MPs attending debates were furnished with ERG “notes” questioning government facts which are described variously as “selective statistic picking” and “old rogue statistics”. The government was frequently accused of failing to “address the positives” and “distorting statistics”. On EU crime cooperation, the ERG said that the “Charter of Fundamental Rights makes it impossible to keep some undesirables out”.
Prior to the 2016 referendum, ERG MPs were spoon-fed lists of questions for key government departments. MPs were told to ask questions on Foreign Office impartiality and whether Philip Hammond, then foreign secretary, believed the UK’s membership helped or hindered the UK in striking trade deals.
Questions on migration from Turkey, one of the key fears stoked by Leave campaigners during the referendum, are also suggested as a target. ERG members are told to ask Hammond if he “supports” Turkish accession to the EU, a move that few in Brussels think is likely to happen. ERG MPs were told they should quiz the Foreign Office on whether Turkish citizens should have Schengen visas and whether they should have automatic access to the UK.
In another 2016 ERG guide, MPs were encouraged to ask Theresa May, then home secretary, about Turkey, “free movement” for 80 million Turks and EU’s ability to negotiate a refugee deal with Turkey.
A suggested list of questions for Home Office questions includes demands that the “true scale” of inward migration should be released.
One former Whitehall official, now working in an international think-tank, said “There is nothing new in questioning a government’s plans. This is often the job of the opposition. However, the ERG seem to have taken on that role, operating not within the Conservative Party, but as a different, separate, anti-Europe party. There is no grey area: all is either EU bad or UK good. For £300,000 their ‘research’ should be thorough: instead, there are long lists of statements of the obvious.”
Liberal Democrat Brexit spokesperson Tom Brake said:
“Anyone who still believes that the ERG is little more than an innocent organisation providing briefings is delusional. These rushed papers are clearly a front for something far more sinister, a well-whipped and organised party within a party, which will stop at nothing to ensure the next prime minister drags the UK out of the EU without a deal. Any prime minister who panders to them isn’t fit to hold office.”

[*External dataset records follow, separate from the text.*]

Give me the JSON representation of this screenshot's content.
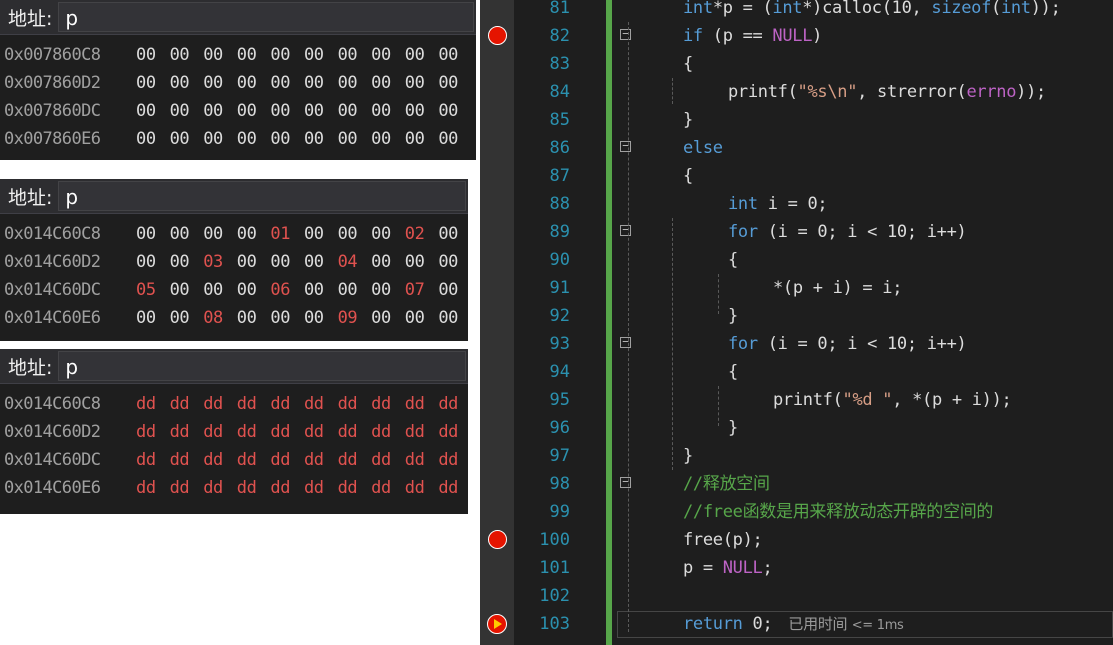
{
  "memory_panels": [
    {
      "label": "地址:",
      "address_input": "p",
      "rows": [
        {
          "addr": "0x007860C8",
          "bytes": [
            "00",
            "00",
            "00",
            "00",
            "00",
            "00",
            "00",
            "00",
            "00",
            "00"
          ],
          "changed": []
        },
        {
          "addr": "0x007860D2",
          "bytes": [
            "00",
            "00",
            "00",
            "00",
            "00",
            "00",
            "00",
            "00",
            "00",
            "00"
          ],
          "changed": []
        },
        {
          "addr": "0x007860DC",
          "bytes": [
            "00",
            "00",
            "00",
            "00",
            "00",
            "00",
            "00",
            "00",
            "00",
            "00"
          ],
          "changed": []
        },
        {
          "addr": "0x007860E6",
          "bytes": [
            "00",
            "00",
            "00",
            "00",
            "00",
            "00",
            "00",
            "00",
            "00",
            "00"
          ],
          "changed": []
        }
      ]
    },
    {
      "label": "地址:",
      "address_input": "p",
      "rows": [
        {
          "addr": "0x014C60C8",
          "bytes": [
            "00",
            "00",
            "00",
            "00",
            "01",
            "00",
            "00",
            "00",
            "02",
            "00"
          ],
          "changed": [
            4,
            8
          ]
        },
        {
          "addr": "0x014C60D2",
          "bytes": [
            "00",
            "00",
            "03",
            "00",
            "00",
            "00",
            "04",
            "00",
            "00",
            "00"
          ],
          "changed": [
            2,
            6
          ]
        },
        {
          "addr": "0x014C60DC",
          "bytes": [
            "05",
            "00",
            "00",
            "00",
            "06",
            "00",
            "00",
            "00",
            "07",
            "00"
          ],
          "changed": [
            0,
            4,
            8
          ]
        },
        {
          "addr": "0x014C60E6",
          "bytes": [
            "00",
            "00",
            "08",
            "00",
            "00",
            "00",
            "09",
            "00",
            "00",
            "00"
          ],
          "changed": [
            2,
            6
          ]
        }
      ]
    },
    {
      "label": "地址:",
      "address_input": "p",
      "rows": [
        {
          "addr": "0x014C60C8",
          "bytes": [
            "dd",
            "dd",
            "dd",
            "dd",
            "dd",
            "dd",
            "dd",
            "dd",
            "dd",
            "dd"
          ],
          "changed": [
            0,
            1,
            2,
            3,
            4,
            5,
            6,
            7,
            8,
            9
          ]
        },
        {
          "addr": "0x014C60D2",
          "bytes": [
            "dd",
            "dd",
            "dd",
            "dd",
            "dd",
            "dd",
            "dd",
            "dd",
            "dd",
            "dd"
          ],
          "changed": [
            0,
            1,
            2,
            3,
            4,
            5,
            6,
            7,
            8,
            9
          ]
        },
        {
          "addr": "0x014C60DC",
          "bytes": [
            "dd",
            "dd",
            "dd",
            "dd",
            "dd",
            "dd",
            "dd",
            "dd",
            "dd",
            "dd"
          ],
          "changed": [
            0,
            1,
            2,
            3,
            4,
            5,
            6,
            7,
            8,
            9
          ]
        },
        {
          "addr": "0x014C60E6",
          "bytes": [
            "dd",
            "dd",
            "dd",
            "dd",
            "dd",
            "dd",
            "dd",
            "dd",
            "dd",
            "dd"
          ],
          "changed": [
            0,
            1,
            2,
            3,
            4,
            5,
            6,
            7,
            8,
            9
          ]
        }
      ]
    }
  ],
  "editor": {
    "lines": [
      {
        "n": "81",
        "html": "<span class=\"kw\">int</span>*p = (<span class=\"kw\">int</span>*)calloc(10, <span class=\"kw\">sizeof</span>(<span class=\"kw\">int</span>));",
        "indent": 0
      },
      {
        "n": "82",
        "html": "<span class=\"kw\">if</span> (p == <span class=\"mac\">NULL</span>)",
        "indent": 0,
        "breakpoint": true,
        "fold": true
      },
      {
        "n": "83",
        "html": "{",
        "indent": 0
      },
      {
        "n": "84",
        "html": "printf(<span class=\"str\">\"%s\\n\"</span>, strerror(<span class=\"mac\">errno</span>));",
        "indent": 1
      },
      {
        "n": "85",
        "html": "}",
        "indent": 0
      },
      {
        "n": "86",
        "html": "<span class=\"kw\">else</span>",
        "indent": 0,
        "fold": true
      },
      {
        "n": "87",
        "html": "{",
        "indent": 0
      },
      {
        "n": "88",
        "html": "<span class=\"kw\">int</span> i = 0;",
        "indent": 1
      },
      {
        "n": "89",
        "html": "<span class=\"kw\">for</span> (i = 0; i &lt; 10; i++)",
        "indent": 1,
        "fold": true
      },
      {
        "n": "90",
        "html": "{",
        "indent": 1
      },
      {
        "n": "91",
        "html": "*(p + i) = i;",
        "indent": 2
      },
      {
        "n": "92",
        "html": "}",
        "indent": 1
      },
      {
        "n": "93",
        "html": "<span class=\"kw\">for</span> (i = 0; i &lt; 10; i++)",
        "indent": 1,
        "fold": true
      },
      {
        "n": "94",
        "html": "{",
        "indent": 1
      },
      {
        "n": "95",
        "html": "printf(<span class=\"str\">\"%d \"</span>, *(p + i));",
        "indent": 2
      },
      {
        "n": "96",
        "html": "}",
        "indent": 1
      },
      {
        "n": "97",
        "html": "}",
        "indent": 0
      },
      {
        "n": "98",
        "html": "<span class=\"cm\">//释放空间</span>",
        "indent": 0,
        "fold": true
      },
      {
        "n": "99",
        "html": "<span class=\"cm\">//free函数是用来释放动态开辟的空间的</span>",
        "indent": 0
      },
      {
        "n": "100",
        "html": "free(p);",
        "indent": 0,
        "breakpoint": true
      },
      {
        "n": "101",
        "html": "p = <span class=\"mac\">NULL</span>;",
        "indent": 0
      },
      {
        "n": "102",
        "html": "",
        "indent": 0
      },
      {
        "n": "103",
        "html": "<span class=\"kw\">return</span> 0;",
        "indent": 0,
        "current": true
      }
    ],
    "perf_tip_text": "已用时间",
    "perf_tip_value": "<= 1ms"
  }
}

From the 2016 ERG files examined by IPSA, there is a warning on the deal David Cameron made with Brussels ahead of the referendum. It states: “The first thing to note is that these measures [in Cameron’s deal] will not reduce migration – a serious flaw.”
Beyond the ‘fortune-cookie’ summaries there is scare-mongering. ERG MPs are given lists of the government’s “false claims” that should be deployed in debates on immigration. These include claims on welfare for immigrants, under-reporting of migration, UK jobs linked to exports to the EU, and predicted economic shocks as a result of Brexit.
On an evaluation that leaving the EU could result in “a decade or more of uncertainty”, ERG MPs are told that this is false because “Greenland left the EU in less than three years”. The population of Greenland is 56,000, roughly the same as the town of Kidderminster.
Other analysis from the ERG states: “There are great new opportunities for UK trade outside of the EU,” and “The WTO provides a framework to allow trade to continue preventing a ‘cliff-edge’”. Trade experts have described this as a misreading of WTO rules. But the same talking point is currently being cited by Boris Johnson as a route to take in a no-deal Brexit.
openDemocracy approached senior ERG members for comment but has yet to receive a response.